Youngsters 'fail behavioural tests'

The development of Thai children aged 3-5 has worsened, with many failing standard tests on early childhood behavioural competency, a study has found.

The tests on children’s development in seven areas -- social, emotional, cognitive, language, morals and creativity -- were jointly carried out by Books for Children Foundation (FFC), the Education Ministry and the Thai Health Promotion Foundation (THPF) and UNICEF Thailand.

They were performed on 457 children in youth development centres belong to 16 local administrative organisations in six provinces including Chiang Rai, Phitsanulok, Loei, Chanthaburi, Uthai Thani and Nakhon Si Thammarat. The research began in August last year and is due to be completed in March next year.   

FFC manager Ruangsak Pinprateep said the test results showed certain behavioural aspects of Thai children had been largely neglected.

Young children enjoy story-telling activities at the Family Book Festival held at the Queen Sirikit National Convention Centre in July. Photo by Pawat Laopaisarntaksin.

For example, none of the children participating in the study passed tests in cognitive development, showing lack of basic memory skills such as telling their home telephone numbers and emergency numbers. In other countries, Mr Ruangsak said, young children had been taught to remember such important information so that they could help themselves when they get lost without their parents. 

The "appalling result" of the study was that all youngsters in the three age groups were not able to describe the basic features or characteristics of objects such as hot, long, heavy, big -- and were not able to use words like "yesterday", "today" and "tomorrow" correctly, showing a lack of concept formation.

On moral development, the children were asked to demonstrate behaviour reflecting understanding of morality in which one of the tests used the concept “not to take other people's possessions as their own”. Mr Ruansak said 74.62% of 3-year-olds and 68.75% of 4-year-olds could pass, but none of 5-year-olds did. The results could reflect a thorough picture of morality among the young. He warned such habits could burrow into the children’s behavioural patterns until they grow up unless their consciences were trained to know right from wrong.  

On adaptive social behaviour, he said, children aged 3 and 5 failed to describe how their behaviour affects other people's feelings and behaviour. Just 1.04% of 4-year-olds passed the test. 

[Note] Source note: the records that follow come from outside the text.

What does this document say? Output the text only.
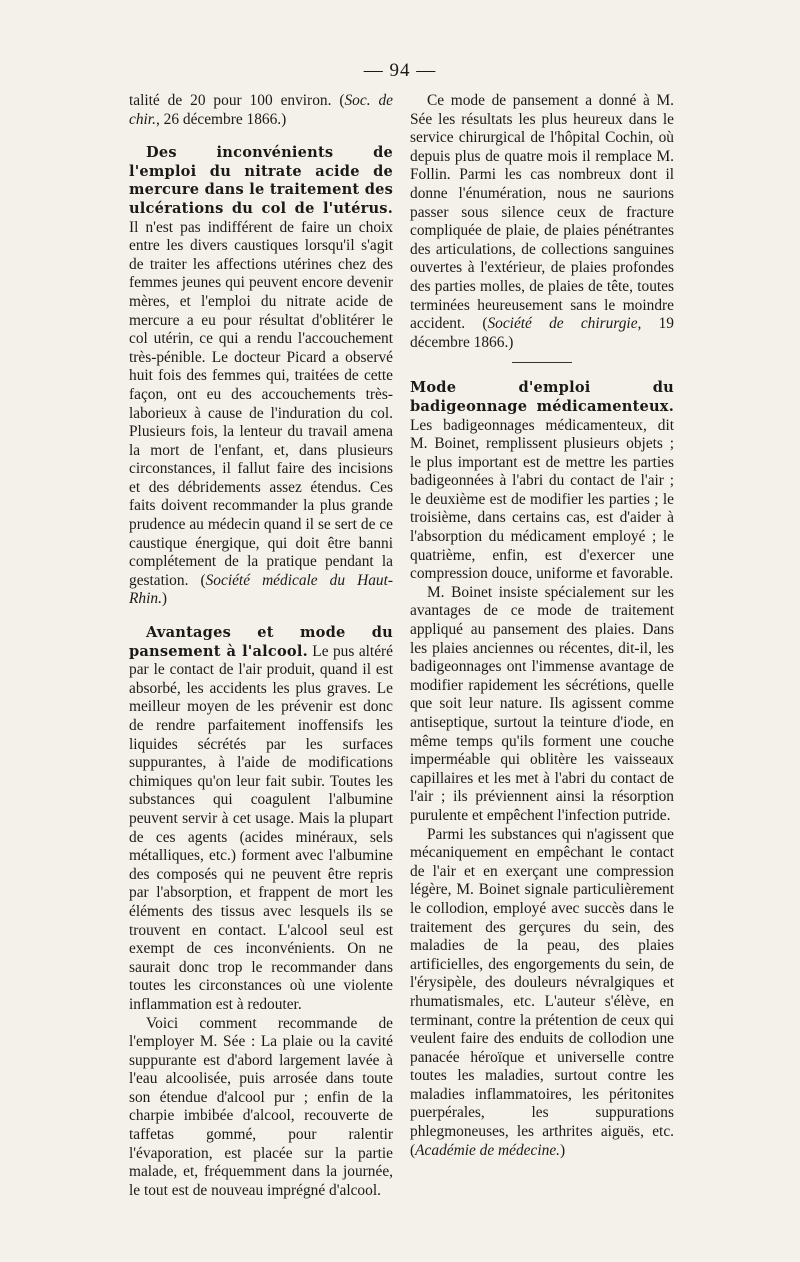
— 94 —

talité de 20 pour 100 environ. (Soc. de chir., 26 décembre 1866.)

Des inconvénients de l'emploi du nitrate acide de mercure dans le traitement des ulcérations du col de l'utérus. Il n'est pas indifférent de faire un choix entre les divers caustiques lorsqu'il s'agit de traiter les affections utérines chez des femmes jeunes qui peuvent encore devenir mères, et l'emploi du nitrate acide de mercure a eu pour résultat d'oblitérer le col utérin, ce qui a rendu l'accouchement très-pénible. Le docteur Picard a observé huit fois des femmes qui, traitées de cette façon, ont eu des accouchements très-laborieux à cause de l'induration du col. Plusieurs fois, la lenteur du travail amena la mort de l'enfant, et, dans plusieurs circonstances, il fallut faire des incisions et des débridements assez étendus. Ces faits doivent recommander la plus grande prudence au médecin quand il se sert de ce caustique énergique, qui doit être banni complétement de la pratique pendant la gestation. (Société médicale du Haut-Rhin.)

Avantages et mode du pansement à l'alcool. Le pus altéré par le contact de l'air produit, quand il est absorbé, les accidents les plus graves. Le meilleur moyen de les prévenir est donc de rendre parfaitement inoffensifs les liquides sécrétés par les surfaces suppurantes, à l'aide de modifications chimiques qu'on leur fait subir. Toutes les substances qui coagulent l'albumine peuvent servir à cet usage. Mais la plupart de ces agents (acides minéraux, sels métalliques, etc.) forment avec l'albumine des composés qui ne peuvent être repris par l'absorption, et frappent de mort les éléments des tissus avec lesquels ils se trouvent en contact. L'alcool seul est exempt de ces inconvénients. On ne saurait donc trop le recommander dans toutes les circonstances où une violente inflammation est à redouter.

Voici comment recommande de l'employer M. Sée : La plaie ou la cavité suppurante est d'abord largement lavée à l'eau alcoolisée, puis arrosée dans toute son étendue d'alcool pur ; enfin de la charpie imbibée d'alcool, recouverte de taffetas gommé, pour ralentir l'évaporation, est placée sur la partie malade, et, fréquemment dans la journée, le tout est de nouveau imprégné d'alcool.

Ce mode de pansement a donné à M. Sée les résultats les plus heureux dans le service chirurgical de l'hôpital Cochin, où depuis plus de quatre mois il remplace M. Follin. Parmi les cas nombreux dont il donne l'énumération, nous ne saurions passer sous silence ceux de fracture compliquée de plaie, de plaies pénétrantes des articulations, de collections sanguines ouvertes à l'extérieur, de plaies profondes des parties molles, de plaies de tête, toutes terminées heureusement sans le moindre accident. (Société de chirurgie, 19 décembre 1866.)

Mode d'emploi du badigeonnage médicamenteux. Les badigeonnages médicamenteux, dit M. Boinet, remplissent plusieurs objets ; le plus important est de mettre les parties badigeonnées à l'abri du contact de l'air ; le deuxième est de modifier les parties ; le troisième, dans certains cas, est d'aider à l'absorption du médicament employé ; le quatrième, enfin, est d'exercer une compression douce, uniforme et favorable.

M. Boinet insiste spécialement sur les avantages de ce mode de traitement appliqué au pansement des plaies. Dans les plaies anciennes ou récentes, dit-il, les badigeonnages ont l'immense avantage de modifier rapidement les sécrétions, quelle que soit leur nature. Ils agissent comme antiseptique, surtout la teinture d'iode, en même temps qu'ils forment une couche imperméable qui oblitère les vaisseaux capillaires et les met à l'abri du contact de l'air ; ils préviennent ainsi la résorption purulente et empêchent l'infection putride.

Parmi les substances qui n'agissent que mécaniquement en empêchant le contact de l'air et en exerçant une compression légère, M. Boinet signale particulièrement le collodion, employé avec succès dans le traitement des gerçures du sein, des maladies de la peau, des plaies artificielles, des engorgements du sein, de l'érysipèle, des douleurs névralgiques et rhumatismales, etc. L'auteur s'élève, en terminant, contre la prétention de ceux qui veulent faire des enduits de collodion une panacée héroïque et universelle contre toutes les maladies, surtout contre les maladies inflammatoires, les péritonites puerpérales, les suppurations phlegmoneuses, les arthrites aiguës, etc. (Académie de médecine.)
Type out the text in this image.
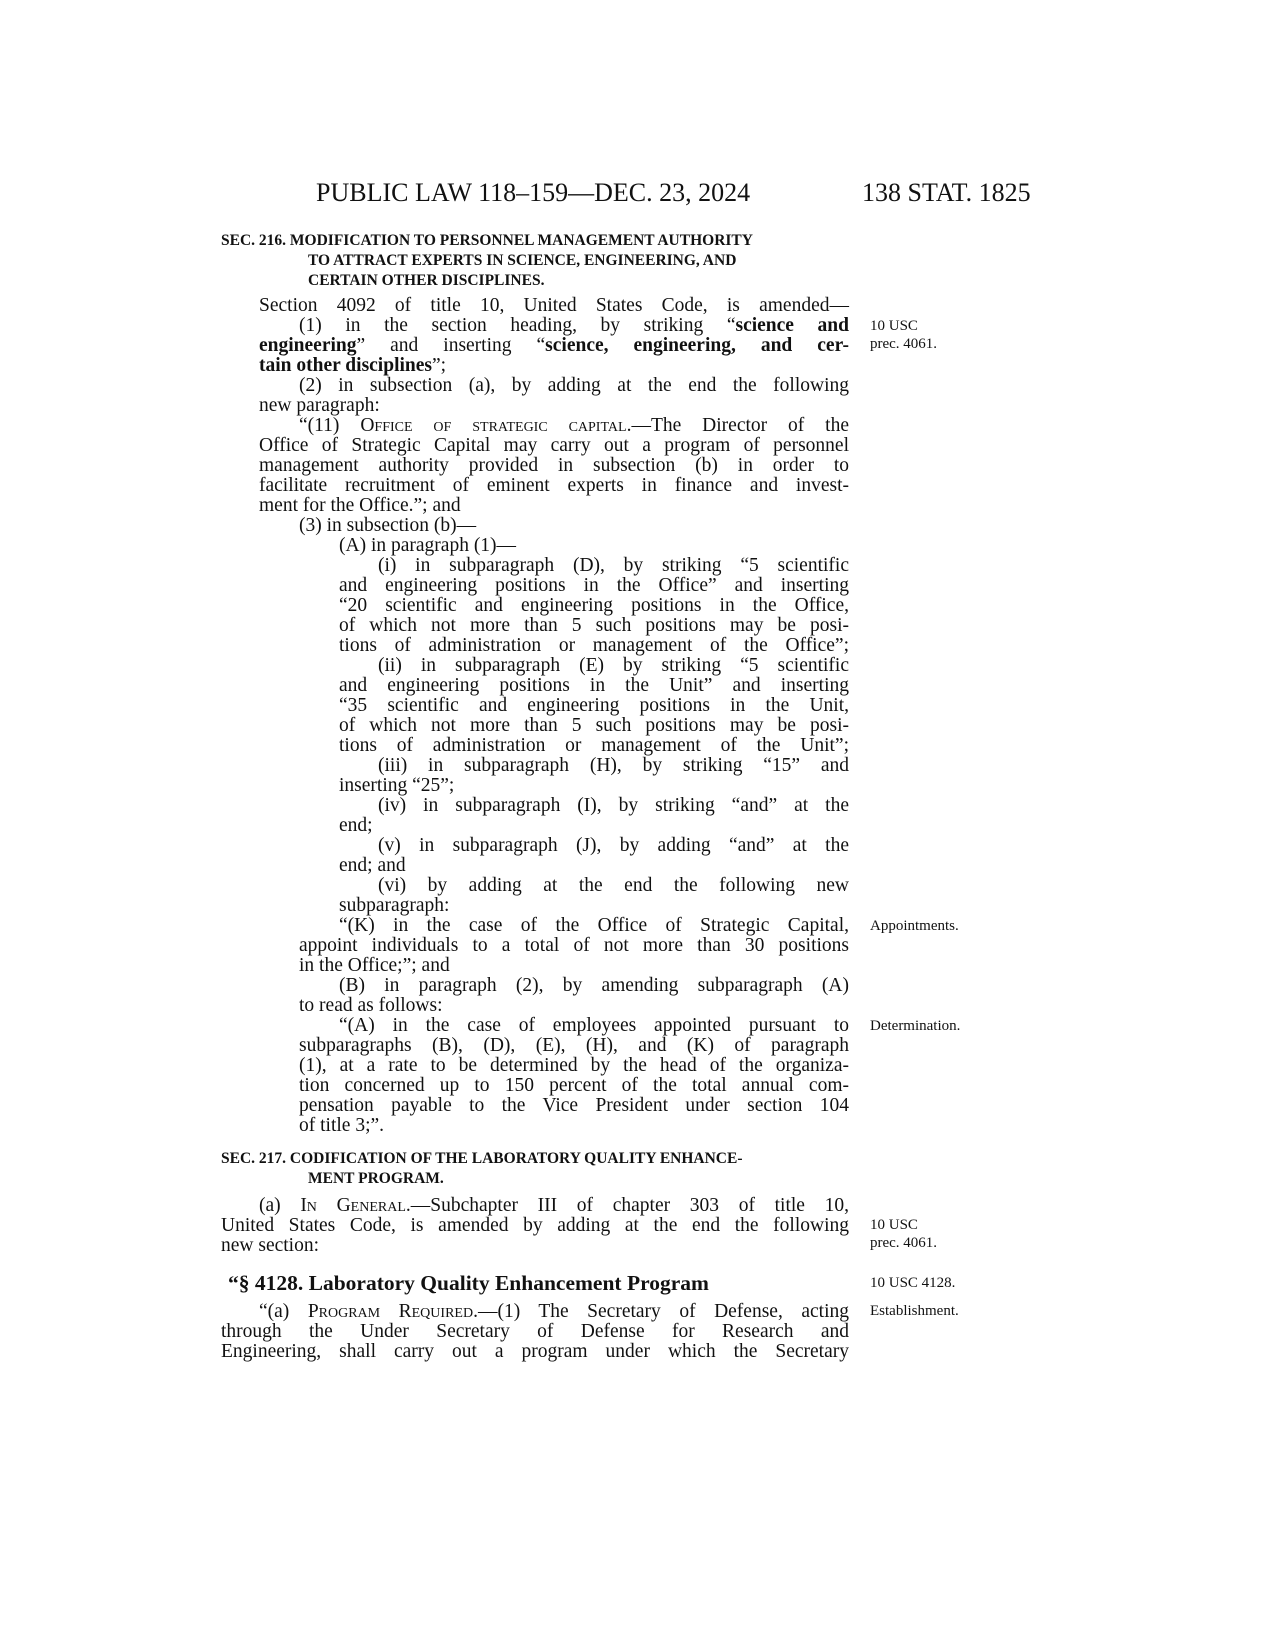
PUBLIC LAW 118–159—DEC. 23, 2024	138 STAT. 1825
SEC. 216. MODIFICATION TO PERSONNEL MANAGEMENT AUTHORITY
TO ATTRACT EXPERTS IN SCIENCE, ENGINEERING, AND
CERTAIN OTHER DISCIPLINES.
Section 4092 of title 10, United States Code, is amended—
(1) in the section heading, by striking “science and
engineering” and inserting “science, engineering, and cer-
tain other disciplines”;
(2) in subsection (a), by adding at the end the following
new paragraph:
“(11) Office of strategic capital.—The Director of the
Office of Strategic Capital may carry out a program of personnel
management authority provided in subsection (b) in order to
facilitate recruitment of eminent experts in finance and invest-
ment for the Office.”; and
(3) in subsection (b)—
(A) in paragraph (1)—
(i) in subparagraph (D), by striking “5 scientific
and engineering positions in the Office” and inserting
“20 scientific and engineering positions in the Office,
of which not more than 5 such positions may be posi-
tions of administration or management of the Office”;
(ii) in subparagraph (E) by striking “5 scientific
and engineering positions in the Unit” and inserting
“35 scientific and engineering positions in the Unit,
of which not more than 5 such positions may be posi-
tions of administration or management of the Unit”;
(iii) in subparagraph (H), by striking “15” and
inserting “25”;
(iv) in subparagraph (I), by striking “and” at the
end;
(v) in subparagraph (J), by adding “and” at the
end; and
(vi) by adding at the end the following new
subparagraph:
“(K) in the case of the Office of Strategic Capital,
appoint individuals to a total of not more than 30 positions
in the Office;”; and
(B) in paragraph (2), by amending subparagraph (A)
to read as follows:
“(A) in the case of employees appointed pursuant to
subparagraphs (B), (D), (E), (H), and (K) of paragraph
(1), at a rate to be determined by the head of the organiza-
tion concerned up to 150 percent of the total annual com-
pensation payable to the Vice President under section 104
of title 3;”.
SEC. 217. CODIFICATION OF THE LABORATORY QUALITY ENHANCE-
MENT PROGRAM.
(a) In General.—Subchapter III of chapter 303 of title 10,
United States Code, is amended by adding at the end the following
new section:
“§ 4128. Laboratory Quality Enhancement Program
“(a) Program Required.—(1) The Secretary of Defense, acting
through the Under Secretary of Defense for Research and
Engineering, shall carry out a program under which the Secretary
10 USC
prec. 4061.
Appointments.
Determination.
10 USC
prec. 4061.
10 USC 4128.
Establishment.
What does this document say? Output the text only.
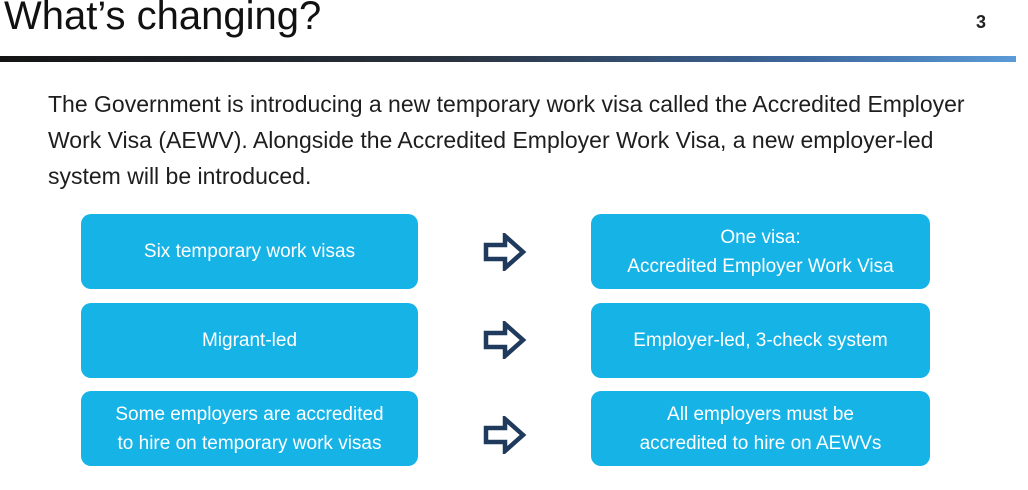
What’s changing?	3

The Government is introducing a new temporary work visa called the Accredited Employer Work Visa (AEWV). Alongside the Accredited Employer Work Visa, a new employer-led system will be introduced.

Six temporary work visas
One visa:
Accredited Employer Work Visa
Migrant-led	Employer-led, 3-check system
Some employers are accredited
to hire on temporary work visas
All employers must be
accredited to hire on AEWVs
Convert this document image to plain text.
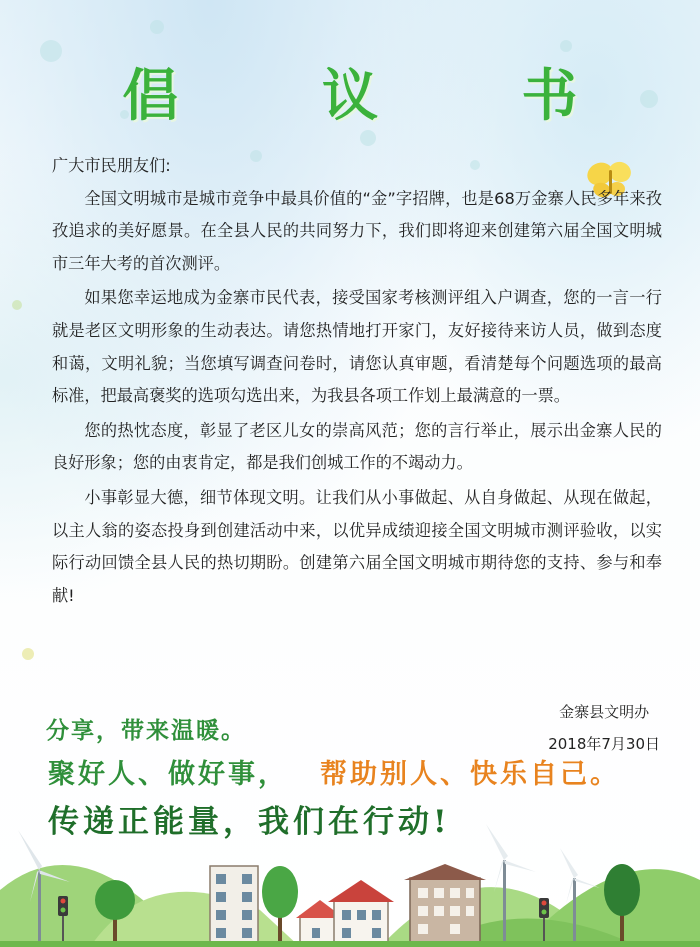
倡 议 书
广大市民朋友们:

全国文明城市是城市竞争中最具价值的“金”字招牌，也是68万金寨人民多年来孜孜追求的美好愿景。在全县人民的共同努力下，我们即将迎来创建第六届全国文明城市三年大考的首次测评。

如果您幸运地成为金寨市民代表，接受国家考核测评组入户调查，您的一言一行就是老区文明形象的生动表达。请您热情地打开家门，友好接待来访人员，做到态度和蔼，文明礼貌；当您填写调查问卷时，请您认真审题，看清楚每个问题选项的最高标准，把最高褒奖的选项勾选出来，为我县各项工作划上最满意的一票。

您的热忱态度，彰显了老区儿女的崇高风范；您的言行举止，展示出金寨人民的良好形象；您的由衷肯定，都是我们创城工作的不竭动力。

小事彰显大德，细节体现文明。让我们从小事做起、从自身做起、从现在做起，以主人翁的姿态投身到创建活动中来，以优异成绩迎接全国文明城市测评验收，以实际行动回馈全县人民的热切期盼。创建第六届全国文明城市期待您的支持、参与和奉献!

金寨县文明办
2018年7月30日
分享，带来温暖。
聚好人、做好事， 帮助别人、快乐自己。
传递正能量，我们在行动!
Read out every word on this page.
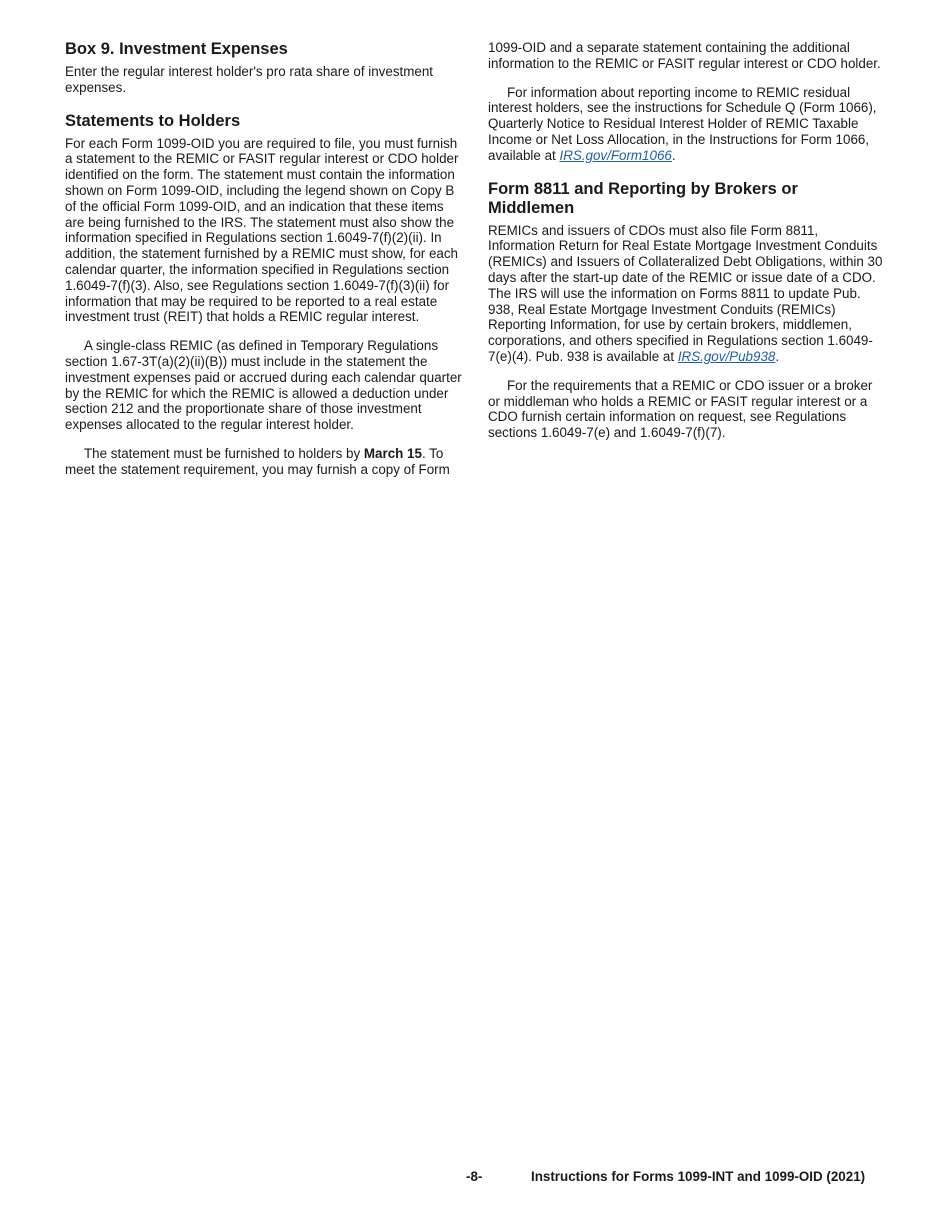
Box 9. Investment Expenses

Enter the regular interest holder's pro rata share of investment expenses.

Statements to Holders

For each Form 1099-OID you are required to file, you must furnish a statement to the REMIC or FASIT regular interest or CDO holder identified on the form. The statement must contain the information shown on Form 1099-OID, including the legend shown on Copy B of the official Form 1099-OID, and an indication that these items are being furnished to the IRS. The statement must also show the information specified in Regulations section 1.6049-7(f)(2)(ii). In addition, the statement furnished by a REMIC must show, for each calendar quarter, the information specified in Regulations section 1.6049-7(f)(3). Also, see Regulations section 1.6049-7(f)(3)(ii) for information that may be required to be reported to a real estate investment trust (REIT) that holds a REMIC regular interest.

A single-class REMIC (as defined in Temporary Regulations section 1.67-3T(a)(2)(ii)(B)) must include in the statement the investment expenses paid or accrued during each calendar quarter by the REMIC for which the REMIC is allowed a deduction under section 212 and the proportionate share of those investment expenses allocated to the regular interest holder.

The statement must be furnished to holders by March 15. To meet the statement requirement, you may furnish a copy of Form

1099-OID and a separate statement containing the additional information to the REMIC or FASIT regular interest or CDO holder.

For information about reporting income to REMIC residual interest holders, see the instructions for Schedule Q (Form 1066), Quarterly Notice to Residual Interest Holder of REMIC Taxable Income or Net Loss Allocation, in the Instructions for Form 1066, available at IRS.gov/Form1066.

Form 8811 and Reporting by Brokers or Middlemen

REMICs and issuers of CDOs must also file Form 8811, Information Return for Real Estate Mortgage Investment Conduits (REMICs) and Issuers of Collateralized Debt Obligations, within 30 days after the start-up date of the REMIC or issue date of a CDO. The IRS will use the information on Forms 8811 to update Pub. 938, Real Estate Mortgage Investment Conduits (REMICs) Reporting Information, for use by certain brokers, middlemen, corporations, and others specified in Regulations section 1.6049-7(e)(4). Pub. 938 is available at IRS.gov/Pub938.

For the requirements that a REMIC or CDO issuer or a broker or middleman who holds a REMIC or FASIT regular interest or a CDO furnish certain information on request, see Regulations sections 1.6049-7(e) and 1.6049-7(f)(7).

-8-	Instructions for Forms 1099-INT and 1099-OID (2021)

Also on demonstrating strength and movements using small muscles, all aged groups were not able to “fold paper into simple shapes without assistance”. This was because many young children had not been encouraged by their parents or teachers to use their small muscles during play and other physical activities, the FCC manager claimed.

Mr Ruangsak said the first five years of a child's life are fundamentally important for developing their behaviour, personality and intellectuality. Parents should encourage their children to regularly do activities deemed useful to their brain development as well as design extra ones to activate new skills in them.  

Thailand currently has about 17 million young children, or 22% of its total population, said Penpan Jittasaenee, director of THPF’s healthy child, youth and family promotion bureau.

According to Public Health Ministry statistics, the development of behavioural competency among Thais in their early years had fallen from 80% in 1992 to 70% last year, she added.